Le Chef de Ekuanitshit préparait déjà son départ, lui qui ne croyait pas se représenter aux prochaines élections prévues dans deux ans, mais les récents évènements ont littéralement éteint sa flamme, soutient-il. «Je suis triste, mais serein. J’ai le sentiment du devoir accompli. C’est la décision de ma vie.» Jean-Charles Piétacho précise qu’il n’en tient pas rigueur aux signataires de la pétition. Selon lui, les initiateurs promettaient de belles choses et les induisaient en erreur. Mais la blessure demeure profonde.
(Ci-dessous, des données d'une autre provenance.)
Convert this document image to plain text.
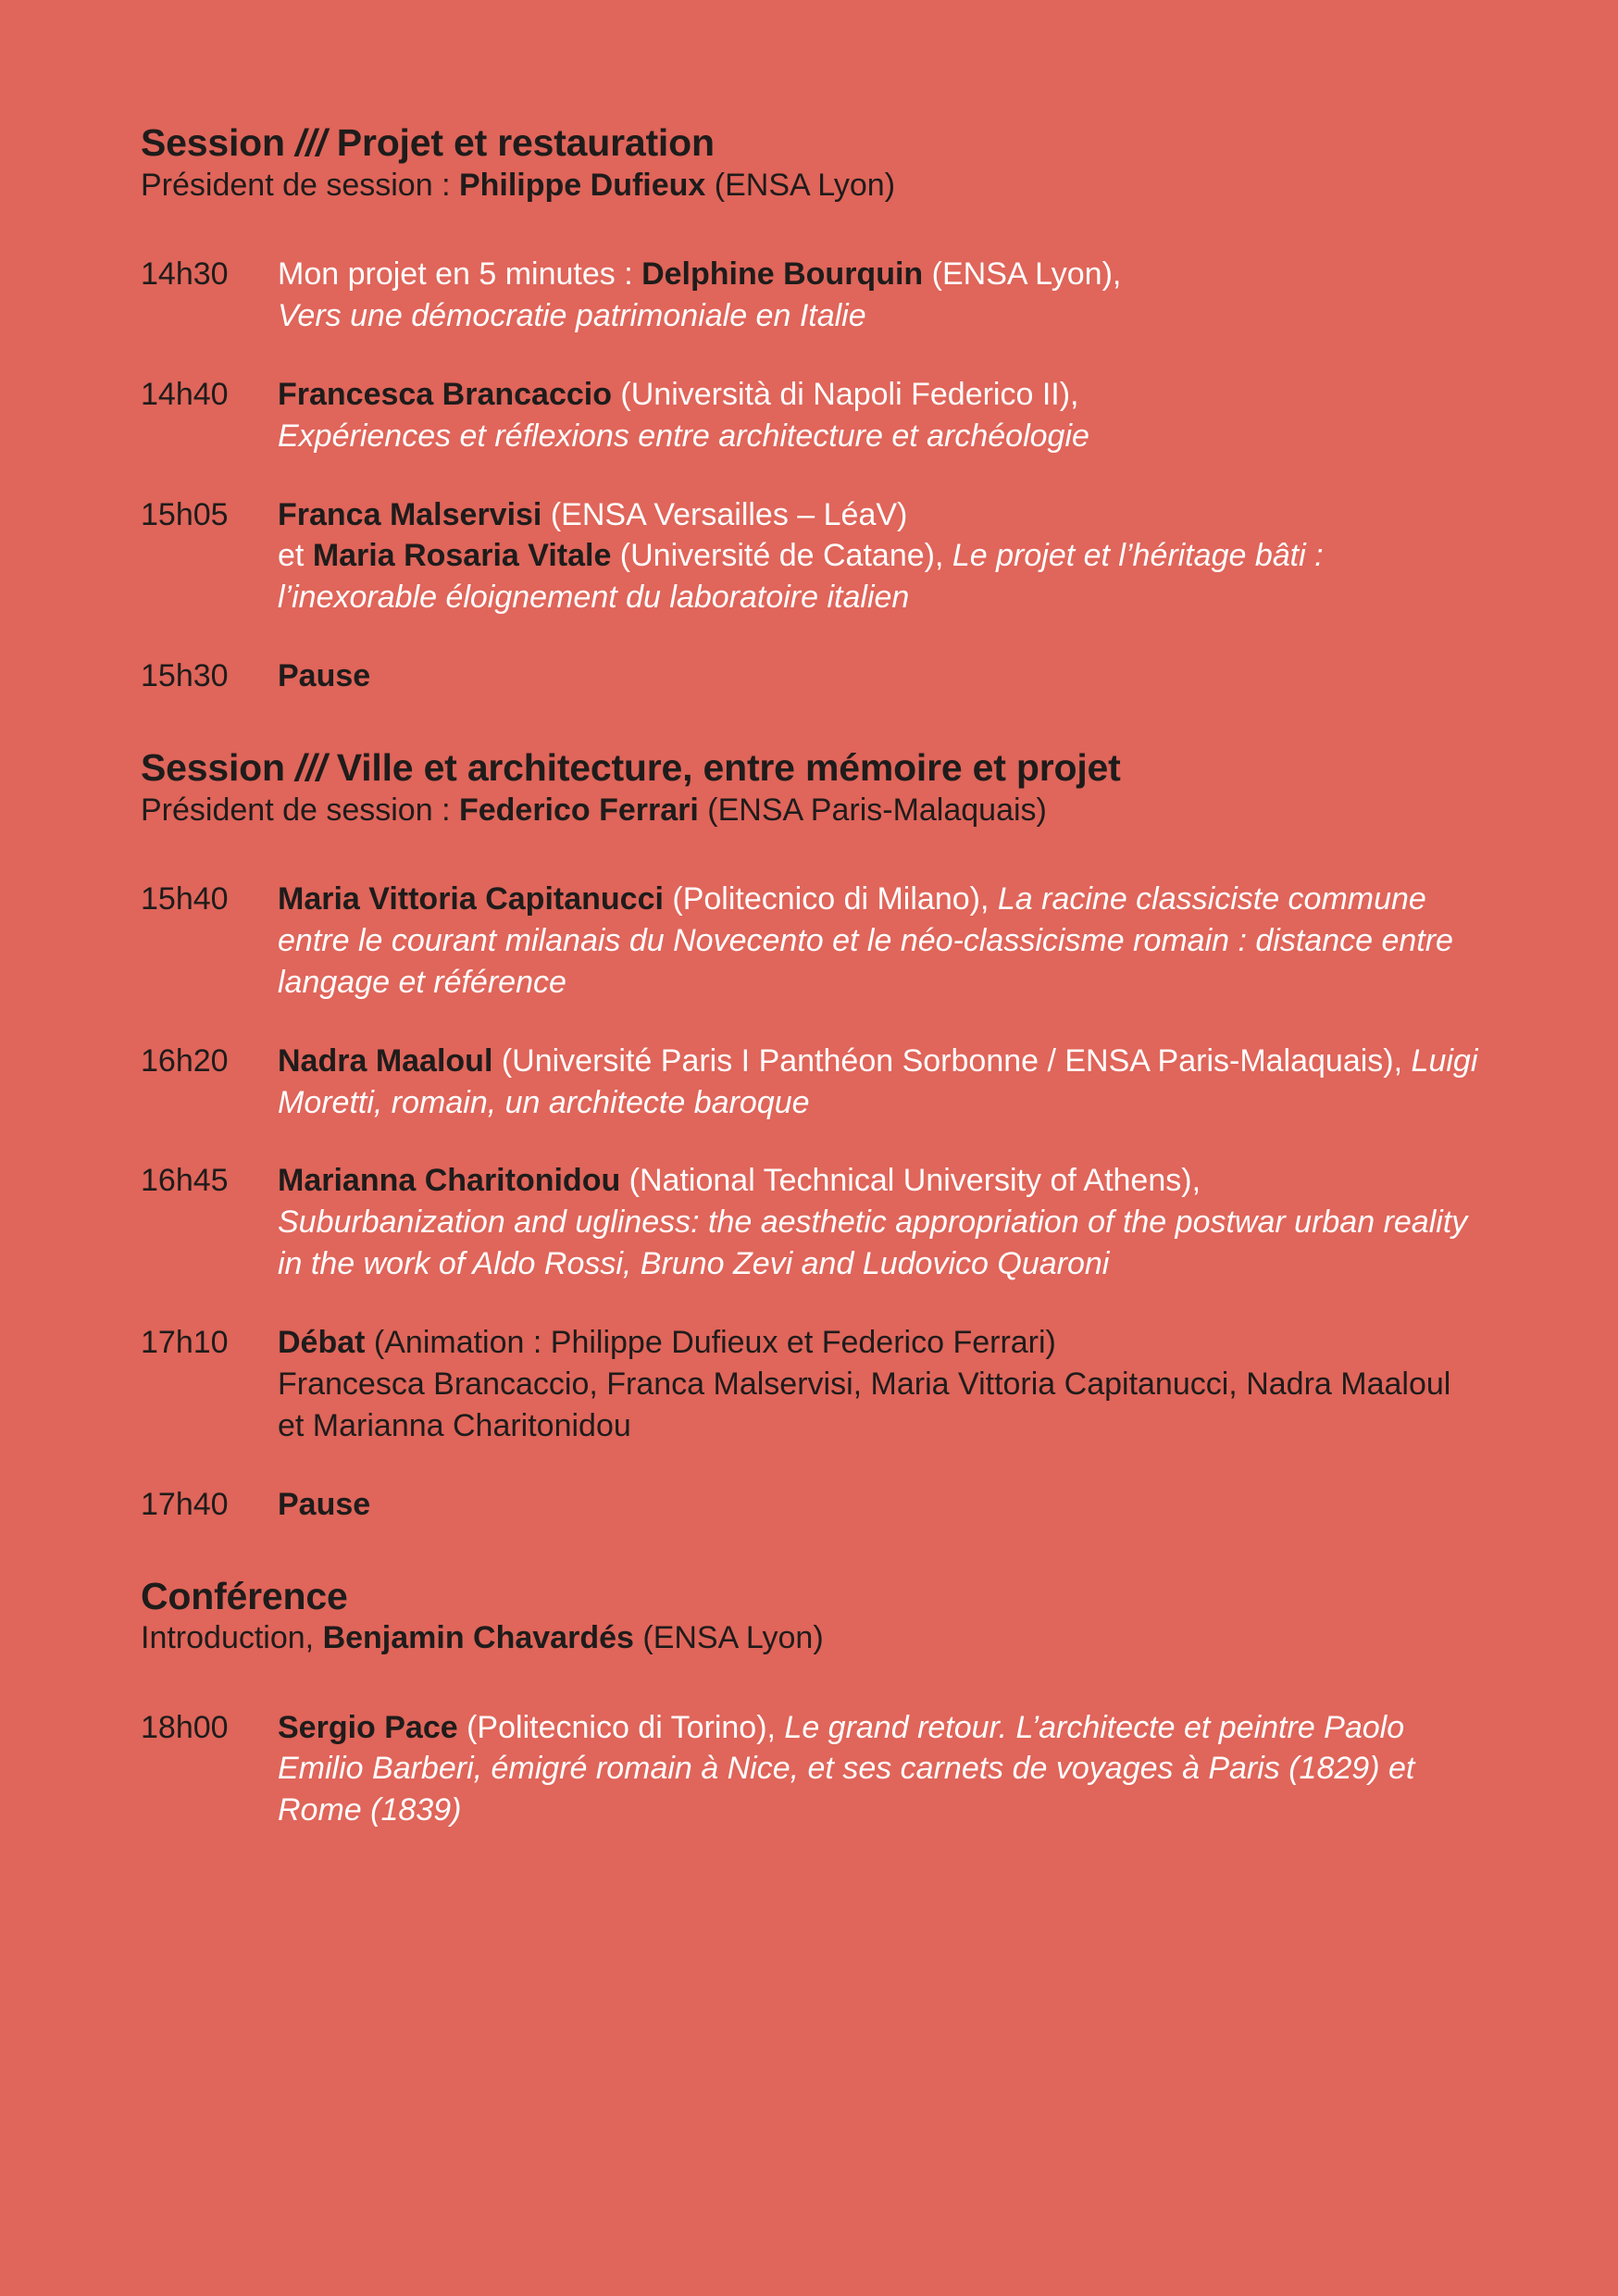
Session /// Projet et restauration
Président de session : Philippe Dufieux (ENSA Lyon)
14h30	Mon projet en 5 minutes : Delphine Bourquin (ENSA Lyon),
Vers une démocratie patrimoniale en Italie
14h40	Francesca Brancaccio (Università di Napoli Federico II),
Expériences et réflexions entre architecture et archéologie
15h05	Franca Malservisi (ENSA Versailles – LéaV)
et Maria Rosaria Vitale (Université de Catane), Le projet et l’héritage bâti : l’inexorable éloignement du laboratoire italien
15h30	Pause
Session /// Ville et architecture, entre mémoire et projet
Président de session : Federico Ferrari (ENSA Paris-Malaquais)
15h40	Maria Vittoria Capitanucci (Politecnico di Milano), La racine classiciste commune entre le courant milanais du Novecento et le néo-classicisme romain : distance entre langage et référence
16h20	Nadra Maaloul (Université Paris I Panthéon Sorbonne / ENSA Paris-Malaquais), Luigi Moretti, romain, un architecte baroque
16h45	Marianna Charitonidou (National Technical University of Athens),
Suburbanization and ugliness: the aesthetic appropriation of the postwar urban reality in the work of Aldo Rossi, Bruno Zevi and Ludovico Quaroni
17h10	Débat (Animation : Philippe Dufieux et Federico Ferrari)
Francesca Brancaccio, Franca Malservisi, Maria Vittoria Capitanucci, Nadra Maaloul et Marianna Charitonidou
17h40	Pause
Conférence
Introduction, Benjamin Chavardés (ENSA Lyon)
18h00	Sergio Pace (Politecnico di Torino), Le grand retour. L’architecte et peintre Paolo Emilio Barberi, émigré romain à Nice, et ses carnets de voyages à Paris (1829) et Rome (1839)
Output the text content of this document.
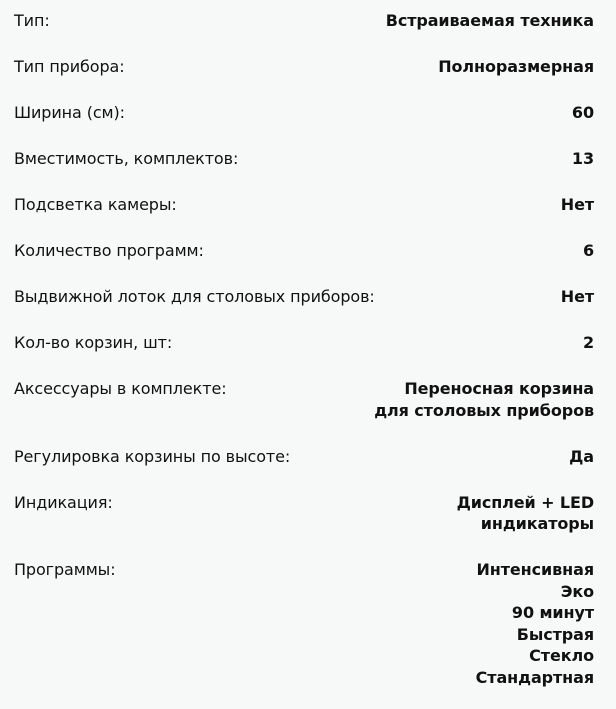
Тип:	Встраиваемая техника
Тип прибора:	Полноразмерная
Ширина (см):	60
Вместимость, комплектов:	13
Подсветка камеры:	Нет
Количество программ:	6
Выдвижной лоток для столовых приборов:	Нет
Кол-во корзин, шт:	2
Аксессуары в комплекте:	Переносная корзина
для столовых приборов
Регулировка корзины по высоте:	Да
Индикация:	Дисплей + LED
индикаторы
Программы:	Интенсивная
Эко
90 минут
Быстрая
Стекло
Стандартная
«Il y a tout un historique derrière ma démission, explique M. Piétacho. J’avais déjà eu des intentions de quitter il y a cinq ans. En 2003, ils avaient bloqué l’accès aux bureaux du conseil pendant que je participais à une cérémonie pour mon père à Québec. J’avais dû revenir d’urgence. Il faut respecter les institutions.» Cette fois-là, c’était aussi pour avoir un accès aux états financiers. On accusait aussi le conseil de favoritisme. Le Chef affirme avoir mis en place des protocoles nécessaires. Les récents évènements ont, pour lui, fait déborder le vase.

Un non catégorique
La pétition déposée au Conseil demande de voir les rapports financiers de la communauté et 5000$ pour tous les membres. Jean-Charles Piétacho ne comprend pas les demandes de ses concitoyens. «Ils pensent qu’on fait des profits mirobolants avec nos entreprises. Et l’entente avec Hydro-Québec, c’est une société parallèle qui gère ça et tout a été donné. Les entreprises sont gérées par la Société de gestion Ekuanitshinnuat (SGE). Les états financiers ont été présentés en mars 2011, ils ont été diffusés dans le journal et sont disponibles.»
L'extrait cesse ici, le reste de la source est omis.